The menu at GCDC (Grilled Cheese D.C.), which opened last spring just a few blocks from the White House, showcases specialty sandwiches far more elevated than what Mom made on sick days. Half a dozen lunchtime options include the District Cemita (queso fresco, young manchego, chorizo), the Kim-Cheese-Steak (cheddar, kimchi, Korean-style roast beef), and the Buffalo Blue (cheddar, blue cheese, chicken, and hot sauce). Fancier fare at a higher price point dominates dinner selections: there’s gouda and lobster, a Taleggio-laden Mushroom Melt, and short rib gussied up with Gruyère and blue cheese.
Though D.C. is home to several specialty cheese shops and a highly informed dining clientele, many customers still have questions when deciding what to order.
“Surprisingly, we do a fair amount of education,” says founder Bruce Klores. “Everyone is familiar with cheddar, but a lot of people don’t know Gruyère or manchego.”
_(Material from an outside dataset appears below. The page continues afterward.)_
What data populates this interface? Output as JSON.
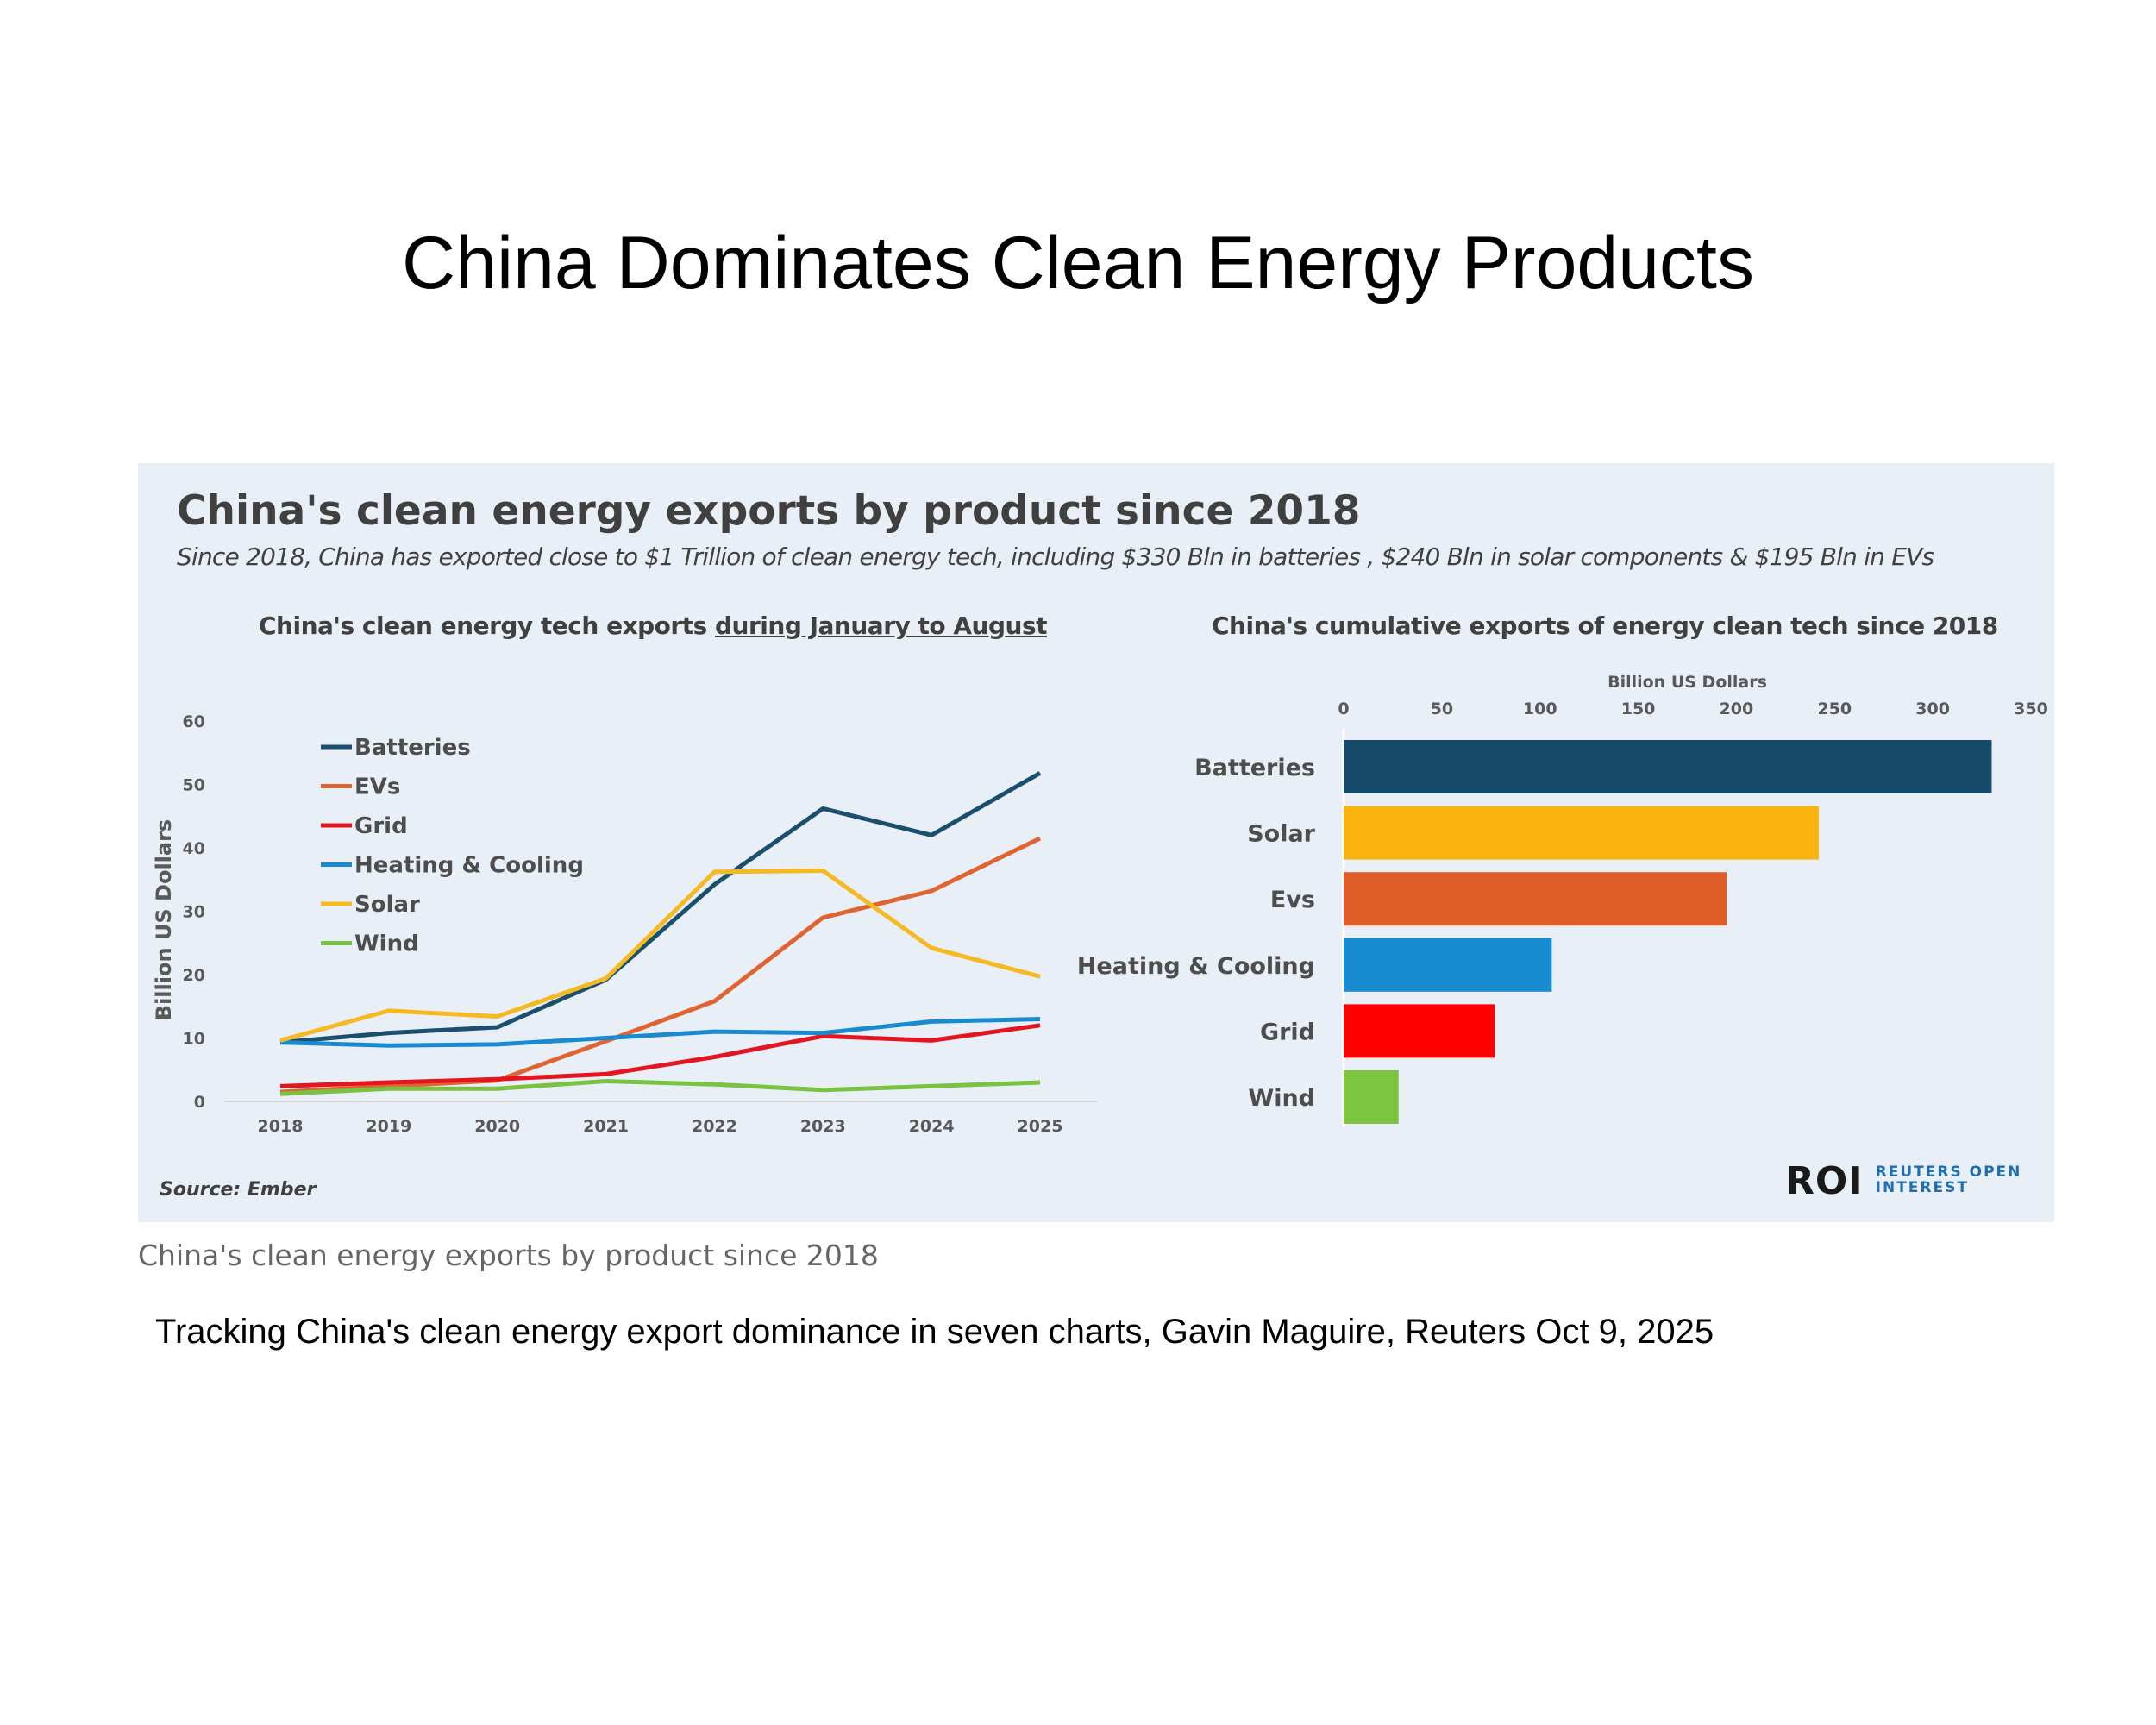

Specialty cheese is also the name of the game at Heywood Grilled Cheese in the Silver Lake neighborhood of Los Angeles. English Double Gloucester infused with chives takes center stage in the Game Changer, while French Comté complements the maple bacon and prosciutto in the Peking Pig.
“A lot of people have never been to a restaurant like ours,” says general manager Chris Tenerowicz, “so they’ve only ever had American cheese on white bread.” Currently, the eatery has demurred from offering the ubiquitous orange slices, but it may be added to their late-night menu in the future.
For every restaurant focused on the new and different, there’s another focused on the familiar. The latter is the case at Roxy’s Grilled Cheese, which began as a food truck in 2011, and has since expanded to include a brick-and-mortar location in the Boston neighborhood of Allston last spring. The restaurant’s menu includes half a dozen sandwiches that use recognizable cheeses, such as Vermont cheddar, Swiss, and fontina. You can try their Mighty Rib Melt with this recipe.
“We keep it really simple,” says founder James DiSabatino. “Our food reminds people of their childhood and is meant to be really accessible.”
The straightforward formula has been a success for the restaurant, which goes through more than a thousand pounds of cheese during a busy week. And, with any luck, more cheesy variety is in Roxy’s future: “I’m interested in bringing people out of the cheese comfort zone at our restaurant,” says DiSabatino, whose dream offering would be a Tomme de Savoie–topped patty melt. “Hopefully, even what we have now will push people to try more exotic cheeses after they eat with us.”
Local cheese takes center stage at Milwaukee’s Melthouse Bistro, which opened in late 2011 in collaboration with the Wisconsin Milk Marketing Board. The fast casual eatery serves only cheeses made in the Badger State – from fontina and Havarti to asiago and feta. There are typically 16 to 20 varieties of cheese on hand, featured in 20 to 30 specialty sandwiches, such as the Brasserie (brie, braised short rib, pickled red onions) and the Sergeant Pepper (cheddar, pepper Jack, roasted cauliflower, red peppers).
“These are unique sandwiches people aren’t going to take the time to make at home,” says co-owner Troy Davis. “We want people to think beyond the basics when they think of a grilled cheese.”
GCDC’s Bruce Klores agrees: “You can go a lot of different directions with a grilled cheese… It’s really just a starting point. The possibilities are almost endless.”